RAF Fairford protesters win legal battle against police

Fairford protest organiser Jesse Schust (left) after being prevented from attending the 2003 demo.
Image caption The protesters challenged the police over their actions

Anti-war campaigners whose coaches were prevented from joining a mass rally against the Iraq war have won their legal battle against police.

Up to 159 protesters were onboard coaches which were stopped from reaching RAF Fairford, in Gloucestershire, in March 2003.

A judge has ruled that police violated their rights following a hearing of 12 test cases.

Gloucestershire Police has apologised for its actions.

The attempted rally came two days after coalition forces launched raids on Iraq from the base.

Police stopped the buses at Lechlade, detaining the group on the coach and sending them back to London under heavy police escort.

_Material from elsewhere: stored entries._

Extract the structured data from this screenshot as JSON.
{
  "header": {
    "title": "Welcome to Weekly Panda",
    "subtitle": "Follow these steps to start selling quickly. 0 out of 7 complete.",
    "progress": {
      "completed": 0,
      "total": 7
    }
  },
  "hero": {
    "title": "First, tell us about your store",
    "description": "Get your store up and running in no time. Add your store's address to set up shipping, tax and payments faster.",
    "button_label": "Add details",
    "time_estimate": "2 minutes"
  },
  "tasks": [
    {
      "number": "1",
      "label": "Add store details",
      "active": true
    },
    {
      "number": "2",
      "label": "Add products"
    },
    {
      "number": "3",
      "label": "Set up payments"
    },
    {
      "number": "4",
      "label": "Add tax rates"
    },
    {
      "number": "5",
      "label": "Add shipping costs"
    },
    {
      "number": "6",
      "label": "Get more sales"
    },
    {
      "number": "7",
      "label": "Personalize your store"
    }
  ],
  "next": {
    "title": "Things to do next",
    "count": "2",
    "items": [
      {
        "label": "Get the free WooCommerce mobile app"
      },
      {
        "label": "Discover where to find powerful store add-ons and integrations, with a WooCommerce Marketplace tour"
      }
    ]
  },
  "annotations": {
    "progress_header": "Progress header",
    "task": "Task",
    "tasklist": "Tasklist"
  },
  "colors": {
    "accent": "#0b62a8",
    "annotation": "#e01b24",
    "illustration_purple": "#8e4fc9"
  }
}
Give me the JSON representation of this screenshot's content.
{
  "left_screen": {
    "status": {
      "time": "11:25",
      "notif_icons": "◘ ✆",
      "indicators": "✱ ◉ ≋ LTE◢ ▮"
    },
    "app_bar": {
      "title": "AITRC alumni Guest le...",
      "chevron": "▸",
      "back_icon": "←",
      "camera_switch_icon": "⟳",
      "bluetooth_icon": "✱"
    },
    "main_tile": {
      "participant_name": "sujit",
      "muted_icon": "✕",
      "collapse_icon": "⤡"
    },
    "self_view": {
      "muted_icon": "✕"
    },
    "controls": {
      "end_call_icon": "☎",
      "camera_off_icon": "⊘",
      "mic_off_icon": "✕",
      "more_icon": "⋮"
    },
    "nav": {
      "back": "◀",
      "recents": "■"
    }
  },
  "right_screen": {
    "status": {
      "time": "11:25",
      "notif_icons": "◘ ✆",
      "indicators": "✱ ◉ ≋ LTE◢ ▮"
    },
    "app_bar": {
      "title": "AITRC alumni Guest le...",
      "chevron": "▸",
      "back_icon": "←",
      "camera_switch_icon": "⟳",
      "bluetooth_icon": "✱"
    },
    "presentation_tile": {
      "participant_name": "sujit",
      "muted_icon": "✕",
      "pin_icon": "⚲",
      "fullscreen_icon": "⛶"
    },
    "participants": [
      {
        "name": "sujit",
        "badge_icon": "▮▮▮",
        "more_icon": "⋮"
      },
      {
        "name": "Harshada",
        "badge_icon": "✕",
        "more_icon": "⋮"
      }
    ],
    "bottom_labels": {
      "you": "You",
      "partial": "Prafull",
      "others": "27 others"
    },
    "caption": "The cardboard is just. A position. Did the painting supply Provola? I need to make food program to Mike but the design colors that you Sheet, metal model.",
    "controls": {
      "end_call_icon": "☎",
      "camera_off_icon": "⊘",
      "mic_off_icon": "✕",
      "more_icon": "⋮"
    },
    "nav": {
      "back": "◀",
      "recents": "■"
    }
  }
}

'Humiliating circumstances'

They were not allowed to stop at service stations to use the toilet or buy food and drink along the way, with many forced to use plastic containers to relieve themselves onboard.

Judge David Mitchell said the campaigners had endured "humiliating circumstances" and many were left feeling intimidated by the police's "oppressive manner".

In a ruling delivered at Central London County Court, he said that Gloucestershire Police breached protesters' rights to freedom of expression and freedom of peaceful assembly.

The High Court and Court of Appeal had already ruled police acted unlawfully in holding protesters on the coaches.

Describing the group, the judge added: "The vast majority of them - as this case has proved - were decent, hard-working people who had never been in trouble with the police.

"Surely the police officers on the ground must have realised that they were not dealing with coaches packed with hard line anarchists?"

'Lessons learned'

Speaking outside the court, one of the claimants, Jesse Schust, 41, said: "For me it's a tremendous relief to have a vindication after 10 years that the treatment that we received from the police was wholly unjustifiable."

Saimo Chahal, of law firm Bindmans, which represented the group, said that when the activists boarded the coaches, they had little idea their rights would be "violated on a huge scale and less still that their journey to secure justice from the police force responsible would take a decade to resolve".

She said: "The police flouted the law and showed scant regard for the democratic process."

Chief Constable Suzette Davenport, of Gloucestershire Police, said: "The policing of protests has moved on significantly since 2003, both locally and nationally, and the lessons we have learned have contributed to how protests are managed nationally.

"On behalf of Gloucestershire Constabulary I apologise to those who intended to protest peacefully and anyone who suffered any discomfort whilst on coaches for a long period of time."